Levantamento dos Cartórios de Protesto mostra que 3.507 protestos deixaram de aparecer nas consultas públicas no Espírito Santo. Ao mesmo tempo, as dívidas permanecem válidas e registradas nos cartórios. O cenário afeta 450 credores e envolve 293 devedores. Como resultado, bancos, empresas e fornecedores podem analisar crédito sem acesso a informações importantes sobre inadimplência.
Além disso, o problema já alcançou dimensão nacional. Nos últimos cinco anos, 2,9 milhões de dívidas protestadas desapareceram das consultas públicas em todo o país. Juntas, elas somam R$ 130 bilhões em débitos ocultados das bases utilizadas pelo mercado. Desse total, R$ 20,8 bilhões pertencem ao setor público. Por isso, estados, municípios e a União também sofrem impactos financeiros. Diante desse avanço, o Conselho Nacional de Justiça (CNJ) publicou o Provimento nº 225/2026 para monitorar decisões que retiram protestos das consultas públicas.

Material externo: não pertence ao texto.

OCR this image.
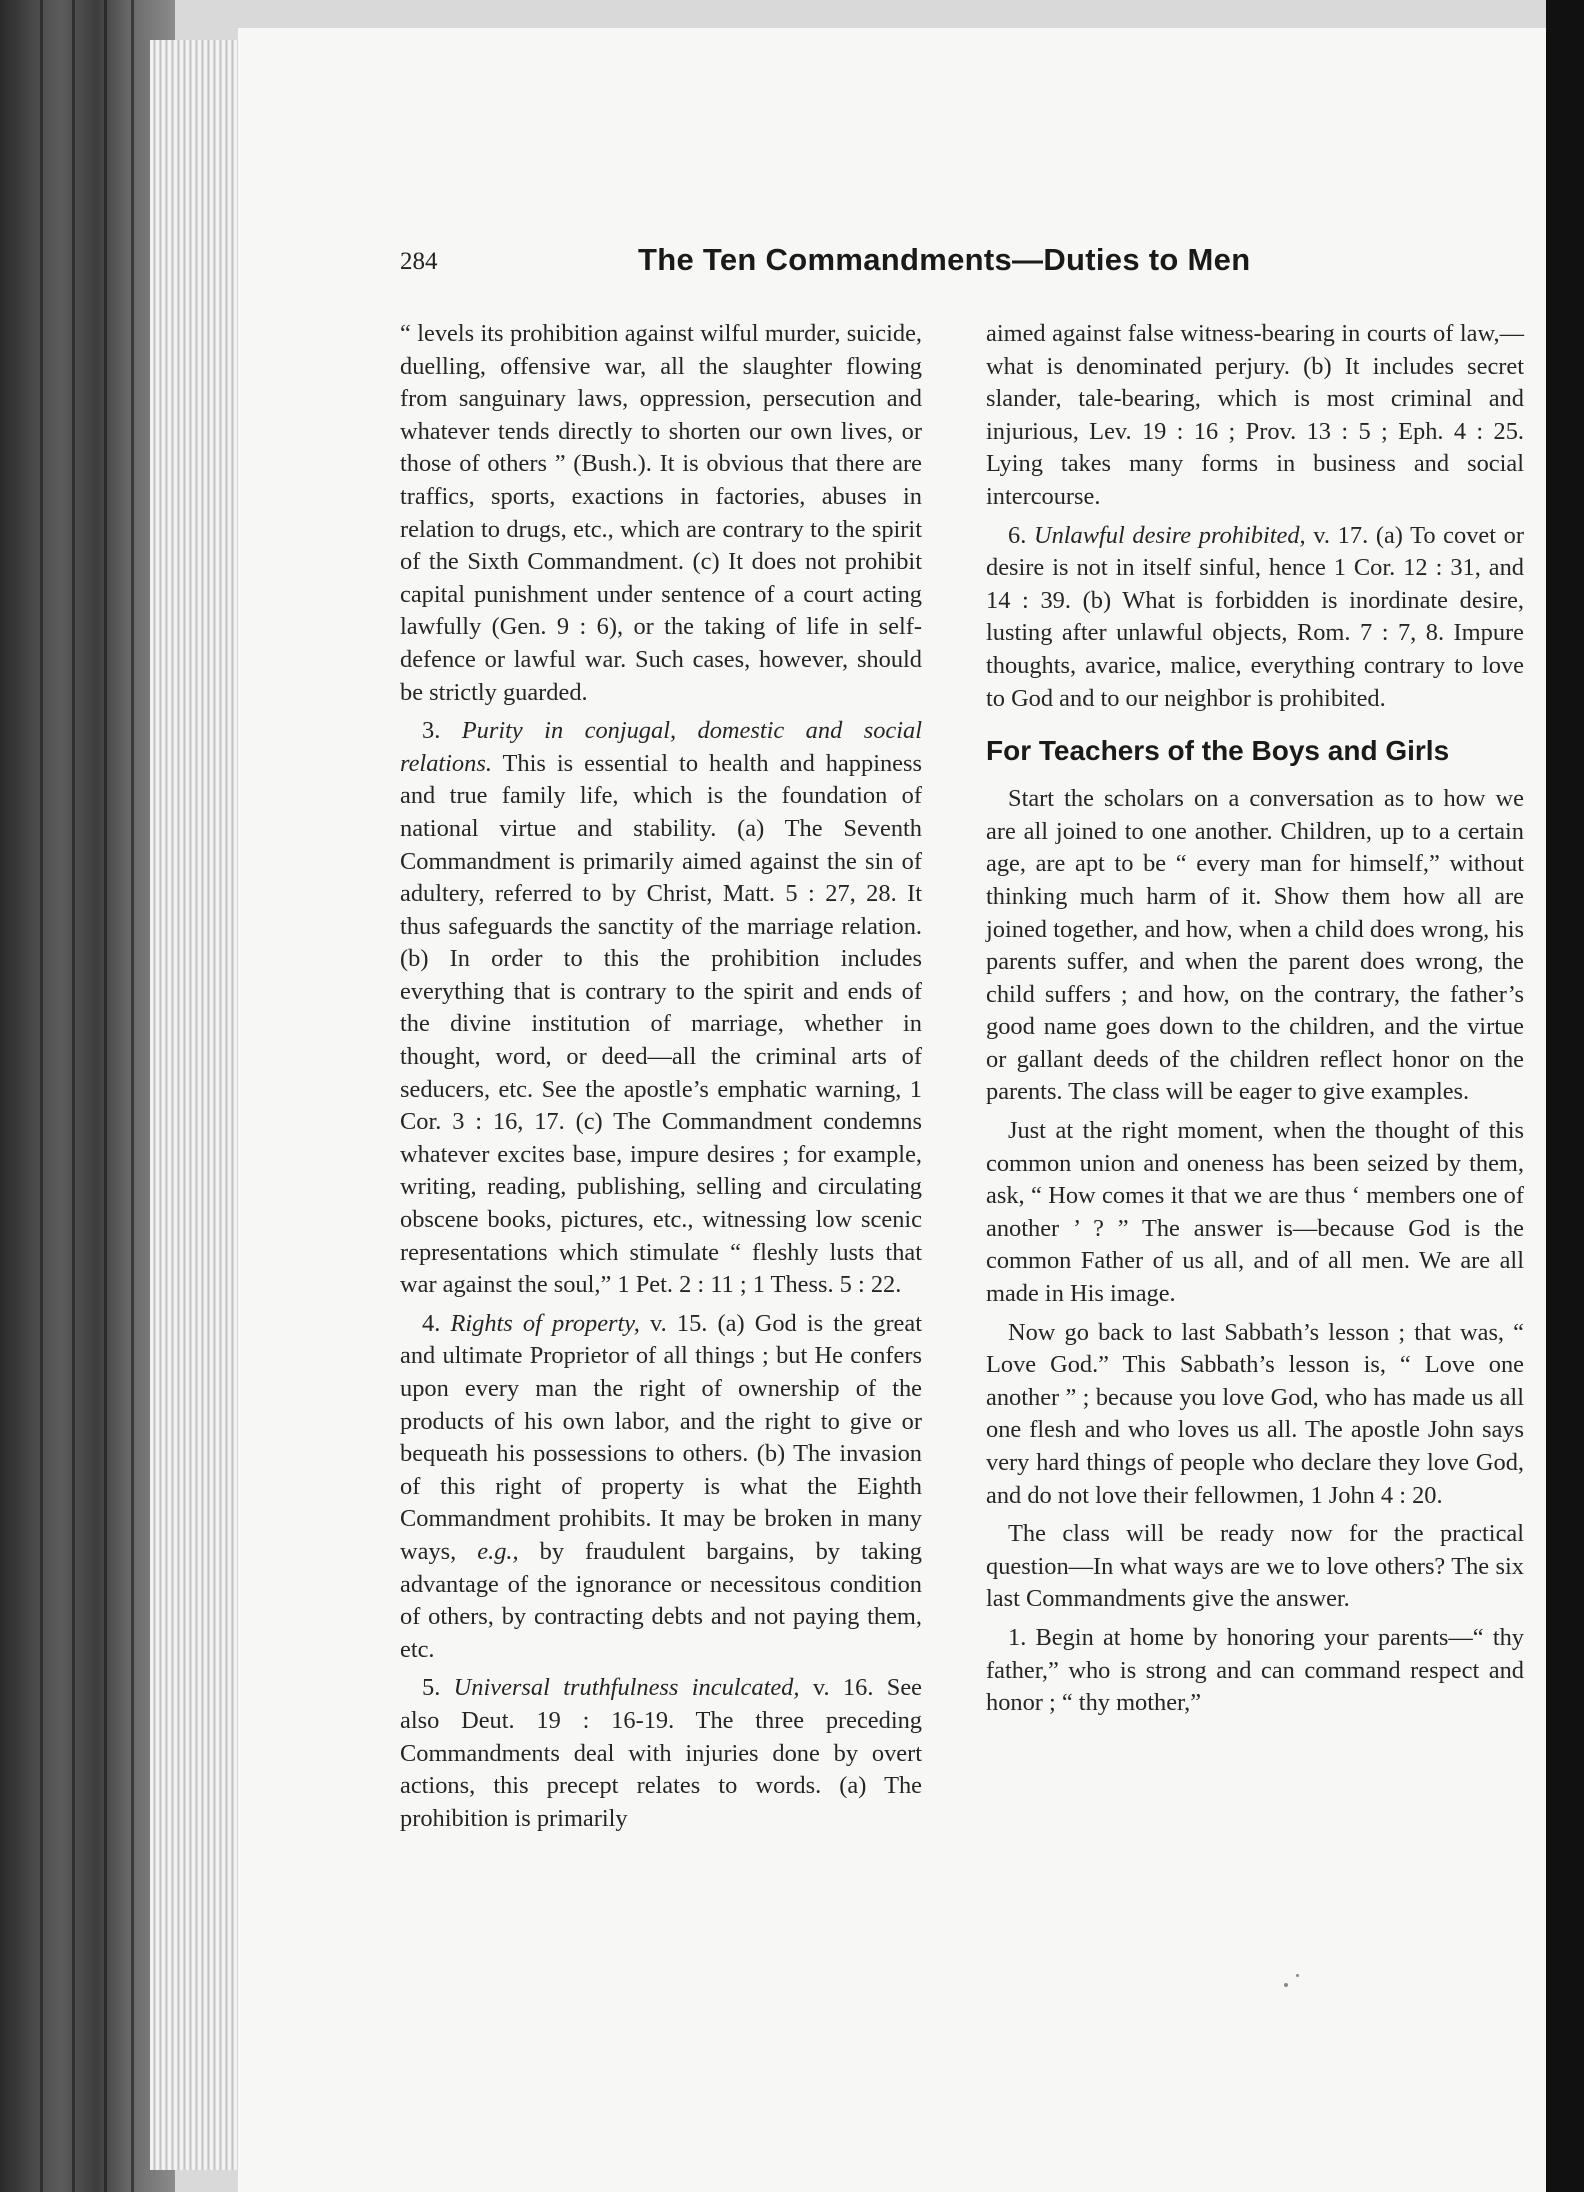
284	The Ten Commandments—Duties to Men

“ levels its prohibition against wilful murder, suicide, duelling, offensive war, all the slaughter flowing from sanguinary laws, oppression, persecution and whatever tends directly to shorten our own lives, or those of others ” (Bush.). It is obvious that there are traffics, sports, exactions in factories, abuses in relation to drugs, etc., which are contrary to the spirit of the Sixth Commandment. (c) It does not prohibit capital punishment under sentence of a court acting lawfully (Gen. 9 : 6), or the taking of life in self-defence or lawful war. Such cases, however, should be strictly guarded.

3. Purity in conjugal, domestic and social relations. This is essential to health and happiness and true family life, which is the foundation of national virtue and stability. (a) The Seventh Commandment is primarily aimed against the sin of adultery, referred to by Christ, Matt. 5 : 27, 28. It thus safeguards the sanctity of the marriage relation. (b) In order to this the prohibition includes everything that is contrary to the spirit and ends of the divine institution of marriage, whether in thought, word, or deed—all the criminal arts of seducers, etc. See the apostle’s emphatic warning, 1 Cor. 3 : 16, 17. (c) The Commandment condemns whatever excites base, impure desires ; for example, writing, reading, publishing, selling and circulating obscene books, pictures, etc., witnessing low scenic representations which stimulate “ fleshly lusts that war against the soul,” 1 Pet. 2 : 11 ; 1 Thess. 5 : 22.

4. Rights of property, v. 15. (a) God is the great and ultimate Proprietor of all things ; but He confers upon every man the right of ownership of the products of his own labor, and the right to give or bequeath his possessions to others. (b) The invasion of this right of property is what the Eighth Commandment prohibits. It may be broken in many ways, e.g., by fraudulent bargains, by taking advantage of the ignorance or necessitous condition of others, by contracting debts and not paying them, etc.

5. Universal truthfulness inculcated, v. 16. See also Deut. 19 : 16-19. The three preceding Commandments deal with injuries done by overt actions, this precept relates to words. (a) The prohibition is primarily

aimed against false witness-bearing in courts of law,—what is denominated perjury. (b) It includes secret slander, tale-bearing, which is most criminal and injurious, Lev. 19 : 16 ; Prov. 13 : 5 ; Eph. 4 : 25. Lying takes many forms in business and social intercourse.

6. Unlawful desire prohibited, v. 17. (a) To covet or desire is not in itself sinful, hence 1 Cor. 12 : 31, and 14 : 39. (b) What is forbidden is inordinate desire, lusting after unlawful objects, Rom. 7 : 7, 8. Impure thoughts, avarice, malice, everything contrary to love to God and to our neighbor is prohibited.

For Teachers of the Boys and Girls

Start the scholars on a conversation as to how we are all joined to one another. Children, up to a certain age, are apt to be “ every man for himself,” without thinking much harm of it. Show them how all are joined together, and how, when a child does wrong, his parents suffer, and when the parent does wrong, the child suffers ; and how, on the contrary, the father’s good name goes down to the children, and the virtue or gallant deeds of the children reflect honor on the parents. The class will be eager to give examples.

Just at the right moment, when the thought of this common union and oneness has been seized by them, ask, “ How comes it that we are thus ‘ members one of another ’ ? ” The answer is—because God is the common Father of us all, and of all men. We are all made in His image.

Now go back to last Sabbath’s lesson ; that was, “ Love God.” This Sabbath’s lesson is, “ Love one another ” ; because you love God, who has made us all one flesh and who loves us all. The apostle John says very hard things of people who declare they love God, and do not love their fellowmen, 1 John 4 : 20.

The class will be ready now for the practical question—In what ways are we to love others? The six last Commandments give the answer.

1. Begin at home by honoring your parents—“ thy father,” who is strong and can command respect and honor ; “ thy mother,”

Segundo Rogério Lugon Valadão, presidente do IEPTB-ES e diretor do Sinoreg-ES, a publicidade dos protestos fortalece a segurança jurídica e econômica. Ele afirma que empresas, instituições financeiras e cidadãos dependem dessas informações para avaliar riscos. No entanto, quando os registros desaparecem sem o pagamento da dívida, a análise fica comprometida. Consequentemente, aumentam os riscos das operações e o custo do crédito para toda a sociedade.
Por fim, a legislação brasileira garante a publicidade das dívidas protestadas por meio das Leis Federais nº 9.492/1997 e nº 14.382/2022. Dessa forma, especialistas alertam que o chamado Golpe do Limpa Nome deixou de ser apenas uma controvérsia jurídica. Hoje, o fenômeno representa um problema econômico com reflexos diretos sobre credores, consumidores, empresas, instituições financeiras e o poder público.